In an edition of the Dutch newspaper Het Parool dated 17 February 1967 I came across a full-page advertisement in which the high-end Amsterdam department store De Bijenkorf proudly announced its 26 (!) collections per year – ‘fast fashion’ way ahead of its time.
In fact, it took until the start of this century before fast fashion really achieved a breakthrough, stimulated by labels such as Zara and H&M. So what went wrong for De Bijenkorf in the late 1960s?
My hypothesis is that although De Bijenkorf’s commercial department understood the added value of fast fashion for its customers, the retailer’s back end – its NPD process and supply chain – were far from geared up for it.

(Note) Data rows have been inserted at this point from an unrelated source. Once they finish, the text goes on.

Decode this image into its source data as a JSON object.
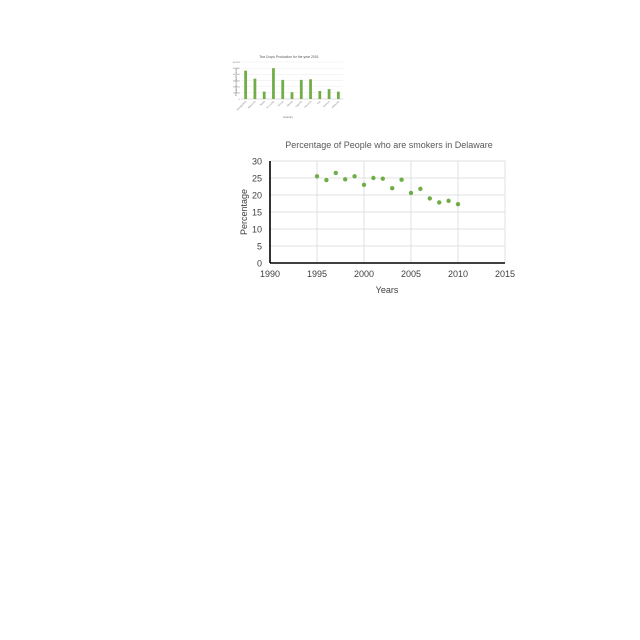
{
  "chart_data": [
    {
      "type": "bar",
      "title": "Tea Crops Production for the year 2001",
      "xlabel": "Country",
      "ylabel": "Production (metric tons)",
      "ylim": [
        0,
        600000
      ],
      "y_ticks": [
        "0",
        "100000",
        "200000",
        "300000",
        "400000",
        "500000",
        "600000"
      ],
      "categories": [
        "Bangladesh",
        "Myanmar",
        "Nepal",
        "Sri Lanka",
        "Kenya",
        "Malawi",
        "Uganda",
        "Tanzania",
        "Iran",
        "Vietnam",
        "Malaysia"
      ],
      "values": [
        460000,
        330000,
        120000,
        500000,
        310000,
        110000,
        310000,
        320000,
        130000,
        160000,
        120000
      ],
      "grid": true,
      "bar_color": "#70ad47"
    },
    {
      "type": "scatter",
      "title": "Percentage of People who are smokers in Delaware",
      "xlabel": "Years",
      "ylabel": "Percentage",
      "xlim": [
        1990,
        2015
      ],
      "ylim": [
        0,
        30
      ],
      "x_ticks": [
        1990,
        1995,
        2000,
        2005,
        2010,
        2015
      ],
      "y_ticks": [
        0,
        5,
        10,
        15,
        20,
        25,
        30
      ],
      "grid": true,
      "marker_color": "#70ad47",
      "series": [
        {
          "x": [
            1995,
            1996,
            1997,
            1998,
            1999,
            2000,
            2001,
            2002,
            2003,
            2004,
            2005,
            2006,
            2007,
            2008,
            2009,
            2010
          ],
          "y": [
            25.5,
            24.4,
            26.5,
            24.6,
            25.5,
            23.0,
            25.0,
            24.8,
            22.0,
            24.5,
            20.6,
            21.8,
            19.0,
            17.8,
            18.3,
            17.3
          ]
        }
      ]
    }
  ]
}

Which is not really surprising. After all, to deliver on the promise of 26 collections per year you need to be very competent at managing the associated risks of too much or too little stock. Otherwise, you leave yourself wide open to overcrowded stockrooms and dissatisfied customers.
In those days, De Bijenkorf’s time to market was probably around six months. Imagine having to precisely forecast how much of a new product you will sell six months down the line…that’s no mean feat.
Resolving the service paradox
Today’s successful fashion retailers are aware of the importance of speed and flexibility, and know how to achieve those objectives through conservative procurement (consistent under-buying), strategically placed (local) overcapacity, vertical integration, specialisation and postponement, among other things.
Furthermore they know when responsiveness matters less, and that’s where they make their efficiency gains. The result is high customer value at low costs, thus resolving the service paradox. It turns out that service is a choice rather than a trade-off.